Nguyen’s work continues to focus on reducing chemicals of concern. In 2022, she participated in the Sustainable Production in the Health Sector global forum with the UN Development Programme, focusing on healthcare purchasing for a toxic-free future. She also represented the private healthcare sector in a multi-stakeholder consultation for the Inter-Organization Programme for the Sound Management of Chemicals (IOMC).
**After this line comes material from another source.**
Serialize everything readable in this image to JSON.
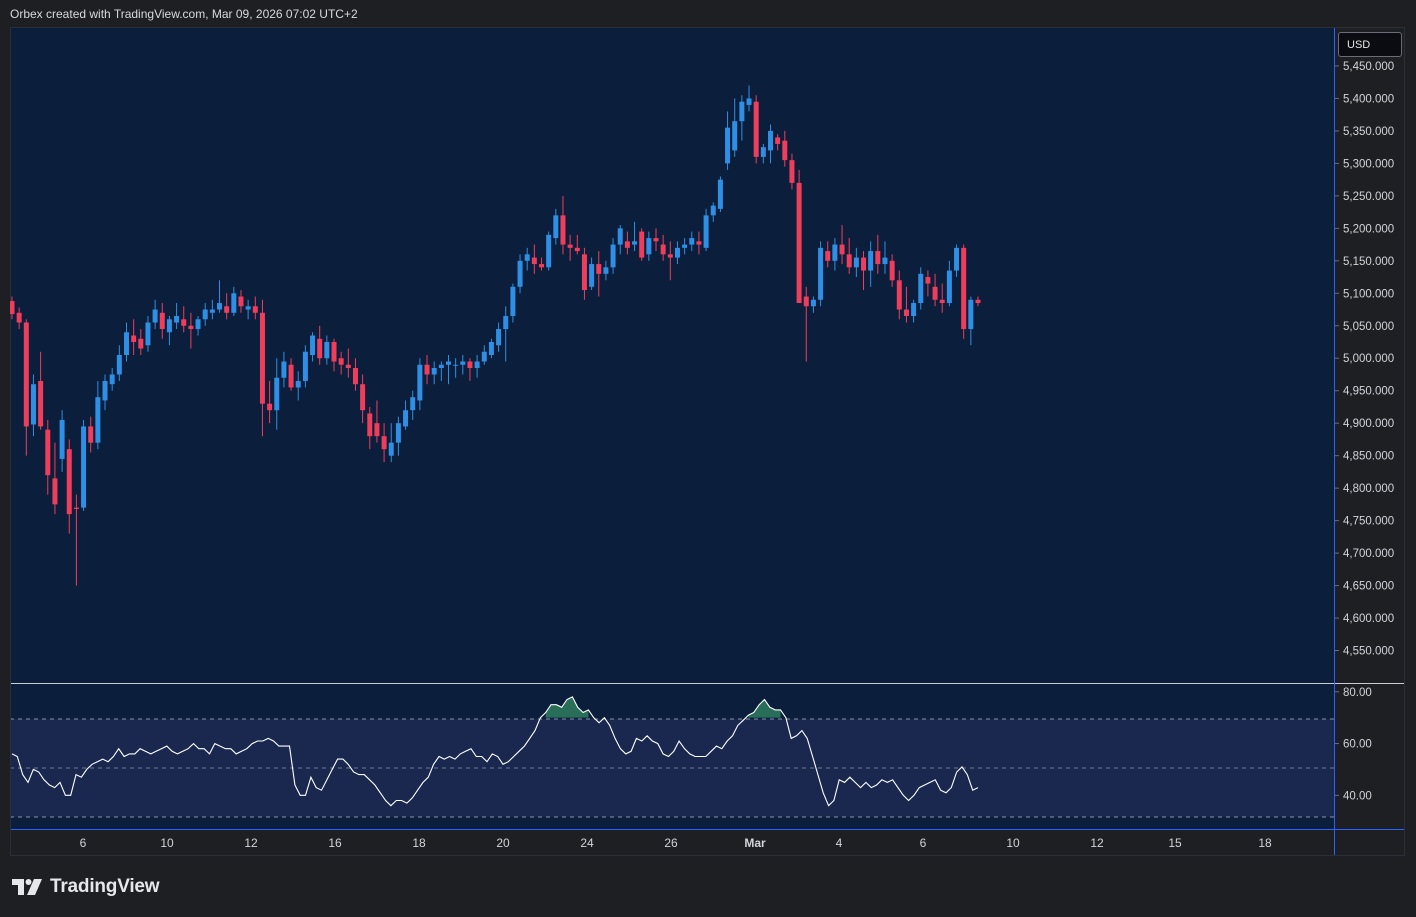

The IOMC played a key role in the development and implementation of the Global Framework on Chemicals, a comprehensive international agreement to set targets for chemical and waste pollution reduction by 2030.

Taking the Message to the Global Stage

While Nguyen works in the private sector directly with U.S.-based hospitals, she has collaborated with several international governmental organizations—including the UN Environment ProgrammeWorld Health Organization, and Organization for Economic Cooperation and Development—in addition to various global Fortune 500 companies and nonprofit organizations such as Healthcare Without Harm.

Nguyen, Mellissa panel discussion
Mellissa Nguyen (bottom right) participating in a November 2022 panel discussion in the Saving Lives Sustainably: Sustainable Production in the Health Sector Global Forum, a United Nations initiative. Nguyen said the discussion served “as a call to action for increased transparency for chemicals of concern and the standardization of the data collected digitally.”

Sustainability in health care has come a long way, but there is always plenty more to do.

“For instance, if a hospital needs to buy an MRI machine and wants to evaluate sustainability, it’s hard to get clear information. The sector doesn’t yet have consistent criteria for many purchases like these,” said Nguyen.

In October 2024, Nguyen was invited to present on a four-year collaborative to develop sustainability criteria for biomedical imaging devices at WHO’s Expert Consultation on Climate Resilient and Environmentally Sustainable Supply Chains in the Health Sector. 

“We all have a role to play for the betterment of the health of our communities,” she said. “It’s really easy to get overwhelmed, but we all need to come to the table together to start tackling these complex issues one by one.”

During her trailblazing career, Nguyen often had to “trust the process” to discover where her passions would lead. Today, she has a unique perspective on the evolution of sustainability in health care.

“When I first started, it felt like I was the only person who really cared,” she said. “But throughout my career, I discovered that a lot of people care. They might not be using my vocabulary or saying it the exact way I wanted to hear it, but people do care and are willing to help if you are willing to find common ground and collaborate with them.”